On le voit, malgré la confusion qui règne dans de nombreux reportages, cette définition ne renvoie pas à toutes les situations qui sont l’objet ces dernières semaines de dénonciations. Ainsi, les remarques sexistes, renvoyant la ou les femme(s) à une prétendue infériorité intellectuelle et physique ou la résumant à ses fonctions maternelles ne peuvent être considérées comme du harcèlement. De même, les attouchements contraints (agression sexuelle) et les viols ne peuvent être confondus avec le harcèlement.

De nombreux faits signalés récemment correspondent cependant à la définition du harcèlement sexuel du code pénal. C’est notamment le cas dans le milieu médical. Les témoignages recueillis sur les réseaux sociaux, dans les médias et à travers l’enquête récemment présentée de l’Intersyndicale nationale des internes (ISNI) mettent en effet clairement en évidence la propension de certains praticiens à tenir devant leurs collègues féminines des propos déplacés, de manière répétée, à connotation clairement sexuelle. Les cas de pression dans le but d’obtenir un acte de naturelle sexuelle sont plus rares mais régulièrement dénoncés. 

Que les faits existent est donc indubitable. La question de leur fréquence demeure cependant en suspens. Quand l’omerta qui a longtemps régné pouvait laisser croire en un phénomène rare et isolé, le déferlement de témoignages ces dernières semaines tend, à l'inverse, à créer le sentiment d’une universalité de ces pratiques. 

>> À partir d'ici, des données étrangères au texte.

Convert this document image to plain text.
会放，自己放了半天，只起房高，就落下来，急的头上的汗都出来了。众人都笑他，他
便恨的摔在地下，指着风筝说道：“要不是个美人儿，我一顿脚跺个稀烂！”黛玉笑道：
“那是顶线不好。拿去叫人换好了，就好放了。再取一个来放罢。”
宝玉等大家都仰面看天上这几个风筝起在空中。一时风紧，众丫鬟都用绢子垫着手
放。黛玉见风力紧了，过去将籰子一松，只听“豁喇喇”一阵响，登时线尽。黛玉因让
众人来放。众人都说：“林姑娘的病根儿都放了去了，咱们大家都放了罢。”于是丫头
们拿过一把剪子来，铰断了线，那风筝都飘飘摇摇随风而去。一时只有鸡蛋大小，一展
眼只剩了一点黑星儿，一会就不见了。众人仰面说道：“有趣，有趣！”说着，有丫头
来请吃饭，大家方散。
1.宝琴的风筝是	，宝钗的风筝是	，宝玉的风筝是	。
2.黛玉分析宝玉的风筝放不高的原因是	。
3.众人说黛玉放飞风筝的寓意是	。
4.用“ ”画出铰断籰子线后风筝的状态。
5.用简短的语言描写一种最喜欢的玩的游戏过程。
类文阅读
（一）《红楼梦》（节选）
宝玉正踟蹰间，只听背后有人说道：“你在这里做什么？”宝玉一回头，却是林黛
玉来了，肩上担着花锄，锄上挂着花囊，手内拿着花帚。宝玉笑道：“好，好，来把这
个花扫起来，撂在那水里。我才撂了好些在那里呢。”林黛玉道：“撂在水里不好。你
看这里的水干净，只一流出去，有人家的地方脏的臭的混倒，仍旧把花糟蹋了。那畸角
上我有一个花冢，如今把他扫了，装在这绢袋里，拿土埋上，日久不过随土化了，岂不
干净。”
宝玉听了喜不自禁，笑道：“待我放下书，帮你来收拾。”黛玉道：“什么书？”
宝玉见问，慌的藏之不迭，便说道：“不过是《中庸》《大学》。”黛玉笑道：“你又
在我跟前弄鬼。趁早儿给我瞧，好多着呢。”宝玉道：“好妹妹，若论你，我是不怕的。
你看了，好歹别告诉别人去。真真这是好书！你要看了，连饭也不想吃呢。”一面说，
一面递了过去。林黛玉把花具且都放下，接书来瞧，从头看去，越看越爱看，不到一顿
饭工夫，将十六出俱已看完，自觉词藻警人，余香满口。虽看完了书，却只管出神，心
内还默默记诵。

Sondage réalisé sur JIM du 22 octobre au 20 novembre 2017

61 % des professionnels ni témoins, ni victimes de harcèlement 

Le sondage réalisé sur le JIM du 22 octobre au 21 novembre permet d’offrir une appréciation plus nuancée de la situation. Il apparaît que le harcèlement sexuel n’est pas généralisé dans le milieu médical, mais concerne néanmoins une partie importante des professionnels de santé. Ainsi, 61 % des professionnels de santé affirment n’avoir jamais été ni victime, ni témoin de harcèlement sexuel. Ils sont au contraire 37 % à signaler l’existence de tels faits. Signe que le terme ne suscite pas de confusion ou d’incertitude quant à la nature des infractions concernées, on observe que la proportion de personnes ne se prononçant pas demeure très restreinte (1 %).
ICI Schéma

Les infirmières premiers témoins (ou victimes)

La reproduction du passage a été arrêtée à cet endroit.